AA Russian firm has been handed a £50,000 ($79,500) fine and ordered to repay all UK customers for marketing a dubious Android app that generated a £10 premium rate £10 SMS charge simply for downloading it.
According to premium rate regulator PhonePayPlus, Connect Ltd (also known as SMSBill) offered access to its games portal 7mobi.net using an app asked users “do you agree with the rules of downloading” without making clear that agreeing generated an immediate charge.
Anyone who studied the agreement in advance was presented with eight pages of terms and conditions within which was buried an inaccurate reference to a £5 charge for the service.
In the regulator’s view, the design of the service was misleading, took charges without proper consent, describing the case as “very serious.”
Moscow-based Connect generated revenue of up to £250,000 from the campaign but will now have to pay the £50 fine in addition to refunding everyone misled by the app.
The company is not the first East European mobile firm to have been fined for misleading UK consumers in recent months.
In May a Latvian company was given an identical £50,000 fine for tempting users into downloading what appeared to be Android games apps that generated a minimum charge of £15 in the form of premium rate SMS fees.
A reported 1,400 UK users were duped by the bogus apps, with consumers believed to have been stung to the tune of £27,850 by the time it was halted.
In February, two Dutch companies were fined for a typosquatting scam (using domains that are almost letter identical well-known ones) in which visitors were invited to enter SMS competitions to win Apple iPads.
Consumers were then charged £1.50 for each quiz question sent as part of the competition without those charges having been explained in advance.
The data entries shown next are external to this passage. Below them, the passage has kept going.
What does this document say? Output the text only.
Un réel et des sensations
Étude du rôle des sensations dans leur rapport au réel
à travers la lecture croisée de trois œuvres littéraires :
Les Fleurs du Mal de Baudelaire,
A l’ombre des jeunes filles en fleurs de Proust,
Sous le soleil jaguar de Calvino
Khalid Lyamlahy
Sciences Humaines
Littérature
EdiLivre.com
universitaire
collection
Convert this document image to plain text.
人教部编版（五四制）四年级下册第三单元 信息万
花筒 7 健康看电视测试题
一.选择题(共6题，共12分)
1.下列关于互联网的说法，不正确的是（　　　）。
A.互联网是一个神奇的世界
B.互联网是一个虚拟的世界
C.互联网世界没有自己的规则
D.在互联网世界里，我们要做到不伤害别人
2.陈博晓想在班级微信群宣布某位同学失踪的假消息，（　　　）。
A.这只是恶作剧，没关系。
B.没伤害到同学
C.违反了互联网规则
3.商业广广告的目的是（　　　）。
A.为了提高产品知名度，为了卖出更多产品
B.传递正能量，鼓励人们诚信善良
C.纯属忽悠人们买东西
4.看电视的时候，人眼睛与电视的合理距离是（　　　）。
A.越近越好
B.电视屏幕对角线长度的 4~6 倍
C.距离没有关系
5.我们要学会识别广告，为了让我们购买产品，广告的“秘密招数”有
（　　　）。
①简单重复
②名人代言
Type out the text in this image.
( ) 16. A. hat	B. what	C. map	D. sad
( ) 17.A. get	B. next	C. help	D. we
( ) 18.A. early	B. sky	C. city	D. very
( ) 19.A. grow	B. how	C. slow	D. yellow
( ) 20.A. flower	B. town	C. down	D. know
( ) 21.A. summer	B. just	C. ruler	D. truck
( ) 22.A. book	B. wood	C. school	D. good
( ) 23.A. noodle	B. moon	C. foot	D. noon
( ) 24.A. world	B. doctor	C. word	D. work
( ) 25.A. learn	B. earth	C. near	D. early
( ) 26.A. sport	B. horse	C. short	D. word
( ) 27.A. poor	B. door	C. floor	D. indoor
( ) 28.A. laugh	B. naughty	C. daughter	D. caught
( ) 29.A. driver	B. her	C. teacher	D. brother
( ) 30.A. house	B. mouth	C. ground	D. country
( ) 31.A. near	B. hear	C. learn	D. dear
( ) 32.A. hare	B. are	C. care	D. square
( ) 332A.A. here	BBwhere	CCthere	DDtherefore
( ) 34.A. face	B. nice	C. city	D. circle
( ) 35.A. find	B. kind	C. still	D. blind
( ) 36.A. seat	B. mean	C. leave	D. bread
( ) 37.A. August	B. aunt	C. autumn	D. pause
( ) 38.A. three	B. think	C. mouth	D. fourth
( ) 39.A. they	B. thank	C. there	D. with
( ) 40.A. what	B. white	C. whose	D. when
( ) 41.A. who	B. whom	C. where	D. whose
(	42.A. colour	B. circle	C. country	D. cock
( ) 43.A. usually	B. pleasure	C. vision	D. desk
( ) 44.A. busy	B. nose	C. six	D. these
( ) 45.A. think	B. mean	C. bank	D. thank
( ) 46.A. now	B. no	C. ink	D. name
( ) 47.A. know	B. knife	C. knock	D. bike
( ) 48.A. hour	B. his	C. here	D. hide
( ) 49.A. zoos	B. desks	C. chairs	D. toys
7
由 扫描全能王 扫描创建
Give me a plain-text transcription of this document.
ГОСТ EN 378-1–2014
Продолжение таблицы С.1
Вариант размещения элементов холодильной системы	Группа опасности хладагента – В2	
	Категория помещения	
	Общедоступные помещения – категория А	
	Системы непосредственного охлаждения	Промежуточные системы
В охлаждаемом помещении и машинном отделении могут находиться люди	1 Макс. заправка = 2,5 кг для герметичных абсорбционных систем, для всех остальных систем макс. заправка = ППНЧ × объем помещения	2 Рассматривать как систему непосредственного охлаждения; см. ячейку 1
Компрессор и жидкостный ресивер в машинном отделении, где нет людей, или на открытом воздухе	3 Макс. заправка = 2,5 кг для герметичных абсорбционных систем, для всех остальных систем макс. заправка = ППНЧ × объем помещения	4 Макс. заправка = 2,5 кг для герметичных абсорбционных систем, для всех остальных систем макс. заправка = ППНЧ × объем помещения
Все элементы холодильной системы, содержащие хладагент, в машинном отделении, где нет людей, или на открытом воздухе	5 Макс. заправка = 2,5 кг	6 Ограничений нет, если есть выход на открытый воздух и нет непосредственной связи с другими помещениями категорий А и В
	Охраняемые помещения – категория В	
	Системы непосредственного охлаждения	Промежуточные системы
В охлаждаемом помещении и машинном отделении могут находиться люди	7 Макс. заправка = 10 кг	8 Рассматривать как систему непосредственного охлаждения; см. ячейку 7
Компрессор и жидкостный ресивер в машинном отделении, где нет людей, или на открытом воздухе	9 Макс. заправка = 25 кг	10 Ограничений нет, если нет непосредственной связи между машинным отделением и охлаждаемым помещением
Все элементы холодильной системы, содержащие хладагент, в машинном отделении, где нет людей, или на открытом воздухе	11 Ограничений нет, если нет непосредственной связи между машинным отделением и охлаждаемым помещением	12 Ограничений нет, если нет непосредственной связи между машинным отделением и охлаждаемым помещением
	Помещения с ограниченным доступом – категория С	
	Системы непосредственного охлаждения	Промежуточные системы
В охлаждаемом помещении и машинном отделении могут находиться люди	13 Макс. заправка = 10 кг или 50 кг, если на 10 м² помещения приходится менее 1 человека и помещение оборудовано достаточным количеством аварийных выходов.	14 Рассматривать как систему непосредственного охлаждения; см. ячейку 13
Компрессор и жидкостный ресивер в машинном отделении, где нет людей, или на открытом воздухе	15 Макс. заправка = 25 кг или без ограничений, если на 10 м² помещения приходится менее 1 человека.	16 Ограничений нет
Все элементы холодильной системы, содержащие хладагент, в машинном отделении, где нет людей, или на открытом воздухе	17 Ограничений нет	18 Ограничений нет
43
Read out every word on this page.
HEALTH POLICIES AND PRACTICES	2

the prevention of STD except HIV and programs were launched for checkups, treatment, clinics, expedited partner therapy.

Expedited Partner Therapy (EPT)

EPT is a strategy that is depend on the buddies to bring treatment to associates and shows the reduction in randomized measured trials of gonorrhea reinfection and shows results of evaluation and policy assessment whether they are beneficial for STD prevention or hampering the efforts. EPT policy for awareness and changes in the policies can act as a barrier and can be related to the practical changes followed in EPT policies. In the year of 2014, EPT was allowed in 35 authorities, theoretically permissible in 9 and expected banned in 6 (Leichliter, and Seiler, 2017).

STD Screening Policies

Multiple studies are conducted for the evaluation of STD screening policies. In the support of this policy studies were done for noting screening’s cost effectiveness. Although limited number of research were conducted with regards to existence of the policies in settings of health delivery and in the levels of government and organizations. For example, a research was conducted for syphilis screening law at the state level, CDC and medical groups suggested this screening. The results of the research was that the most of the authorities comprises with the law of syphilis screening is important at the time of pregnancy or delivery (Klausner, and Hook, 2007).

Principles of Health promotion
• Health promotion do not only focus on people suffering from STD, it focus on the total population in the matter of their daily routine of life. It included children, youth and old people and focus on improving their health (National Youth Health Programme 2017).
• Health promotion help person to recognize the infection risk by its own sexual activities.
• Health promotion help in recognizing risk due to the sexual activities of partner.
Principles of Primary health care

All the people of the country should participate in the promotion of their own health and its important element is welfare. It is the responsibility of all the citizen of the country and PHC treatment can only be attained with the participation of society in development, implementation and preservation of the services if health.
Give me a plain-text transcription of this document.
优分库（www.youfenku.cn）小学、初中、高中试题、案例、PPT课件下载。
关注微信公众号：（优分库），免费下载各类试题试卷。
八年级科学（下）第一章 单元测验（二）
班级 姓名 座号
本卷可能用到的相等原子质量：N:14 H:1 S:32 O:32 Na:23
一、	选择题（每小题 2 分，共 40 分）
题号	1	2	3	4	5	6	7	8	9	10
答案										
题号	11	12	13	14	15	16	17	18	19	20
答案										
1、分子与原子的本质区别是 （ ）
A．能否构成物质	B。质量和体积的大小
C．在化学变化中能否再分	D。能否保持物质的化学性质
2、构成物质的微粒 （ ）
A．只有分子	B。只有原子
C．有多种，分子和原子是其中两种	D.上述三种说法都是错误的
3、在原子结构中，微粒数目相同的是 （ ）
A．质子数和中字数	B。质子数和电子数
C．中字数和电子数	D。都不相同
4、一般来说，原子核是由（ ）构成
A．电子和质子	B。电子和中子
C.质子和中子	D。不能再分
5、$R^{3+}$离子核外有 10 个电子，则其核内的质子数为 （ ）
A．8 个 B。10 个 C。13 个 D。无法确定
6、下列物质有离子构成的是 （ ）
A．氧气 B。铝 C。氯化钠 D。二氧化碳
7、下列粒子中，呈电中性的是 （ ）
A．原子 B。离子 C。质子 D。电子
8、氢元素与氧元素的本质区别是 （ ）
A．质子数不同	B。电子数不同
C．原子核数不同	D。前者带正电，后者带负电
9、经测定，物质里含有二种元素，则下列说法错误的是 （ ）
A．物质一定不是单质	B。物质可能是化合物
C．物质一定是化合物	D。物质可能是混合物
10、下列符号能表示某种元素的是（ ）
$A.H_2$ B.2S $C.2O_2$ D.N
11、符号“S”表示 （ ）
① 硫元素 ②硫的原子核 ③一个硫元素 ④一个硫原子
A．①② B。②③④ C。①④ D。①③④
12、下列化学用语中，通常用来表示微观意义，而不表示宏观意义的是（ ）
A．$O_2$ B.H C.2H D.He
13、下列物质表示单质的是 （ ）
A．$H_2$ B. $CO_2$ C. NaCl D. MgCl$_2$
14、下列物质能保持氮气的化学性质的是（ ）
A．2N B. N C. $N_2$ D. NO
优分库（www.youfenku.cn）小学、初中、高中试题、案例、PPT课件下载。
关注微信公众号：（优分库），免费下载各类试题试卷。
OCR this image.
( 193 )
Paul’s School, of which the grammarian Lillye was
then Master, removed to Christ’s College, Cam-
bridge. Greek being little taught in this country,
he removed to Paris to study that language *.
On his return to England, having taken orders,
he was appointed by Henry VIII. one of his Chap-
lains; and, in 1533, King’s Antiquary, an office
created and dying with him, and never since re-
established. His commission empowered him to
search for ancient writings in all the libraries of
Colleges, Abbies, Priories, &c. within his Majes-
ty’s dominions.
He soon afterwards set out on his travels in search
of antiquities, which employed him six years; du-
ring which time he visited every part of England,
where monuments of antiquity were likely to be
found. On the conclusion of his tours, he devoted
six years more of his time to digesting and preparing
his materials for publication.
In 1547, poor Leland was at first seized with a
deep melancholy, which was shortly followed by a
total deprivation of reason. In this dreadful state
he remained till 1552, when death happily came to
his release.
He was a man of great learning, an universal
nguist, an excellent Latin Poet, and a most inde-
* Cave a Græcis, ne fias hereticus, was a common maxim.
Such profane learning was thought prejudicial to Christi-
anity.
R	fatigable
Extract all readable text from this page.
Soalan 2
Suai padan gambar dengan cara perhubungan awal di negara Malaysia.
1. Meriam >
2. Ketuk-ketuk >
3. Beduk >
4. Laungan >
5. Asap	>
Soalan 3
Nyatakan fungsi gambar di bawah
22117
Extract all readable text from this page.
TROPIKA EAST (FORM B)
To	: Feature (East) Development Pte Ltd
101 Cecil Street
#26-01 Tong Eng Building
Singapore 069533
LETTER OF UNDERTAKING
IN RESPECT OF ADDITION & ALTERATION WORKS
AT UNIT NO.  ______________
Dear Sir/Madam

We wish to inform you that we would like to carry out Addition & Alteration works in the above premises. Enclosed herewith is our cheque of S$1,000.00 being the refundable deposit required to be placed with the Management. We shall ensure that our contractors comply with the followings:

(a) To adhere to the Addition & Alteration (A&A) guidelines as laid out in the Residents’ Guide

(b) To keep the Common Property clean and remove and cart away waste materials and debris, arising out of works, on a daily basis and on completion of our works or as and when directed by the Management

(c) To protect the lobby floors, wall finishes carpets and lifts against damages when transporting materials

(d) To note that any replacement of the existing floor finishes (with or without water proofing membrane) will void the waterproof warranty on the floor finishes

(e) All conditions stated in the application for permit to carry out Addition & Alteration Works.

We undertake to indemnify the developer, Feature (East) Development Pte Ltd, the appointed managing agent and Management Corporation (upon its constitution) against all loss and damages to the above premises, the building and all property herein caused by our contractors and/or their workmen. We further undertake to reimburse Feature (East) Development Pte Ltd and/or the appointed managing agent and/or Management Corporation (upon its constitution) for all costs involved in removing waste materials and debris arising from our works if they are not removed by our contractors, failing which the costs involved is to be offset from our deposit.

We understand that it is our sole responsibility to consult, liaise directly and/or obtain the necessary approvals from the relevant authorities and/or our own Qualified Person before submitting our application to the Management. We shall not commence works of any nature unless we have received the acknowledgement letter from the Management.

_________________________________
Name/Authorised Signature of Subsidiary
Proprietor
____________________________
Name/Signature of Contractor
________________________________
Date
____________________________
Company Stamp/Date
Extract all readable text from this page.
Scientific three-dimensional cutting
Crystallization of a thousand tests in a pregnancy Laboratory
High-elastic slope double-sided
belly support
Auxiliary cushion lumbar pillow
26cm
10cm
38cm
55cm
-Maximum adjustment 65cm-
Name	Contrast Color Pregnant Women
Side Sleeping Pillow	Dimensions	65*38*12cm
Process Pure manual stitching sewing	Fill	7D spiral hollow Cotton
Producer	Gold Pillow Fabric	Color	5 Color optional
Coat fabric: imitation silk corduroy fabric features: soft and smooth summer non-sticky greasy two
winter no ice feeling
The pair were fined £100,000 each.
Mobile and premium rate deception is now seen as a relatively easy way to dupe consumers the world over. Scams are easy to set up, have a simple and almost instant payment mechanism and until recently complaints were hard to make.
Another issue is the international scale of some of these campaigns. Because a regulator acts on one country does not mean that firms are not raking in large profits by deceiving consumers in other countries.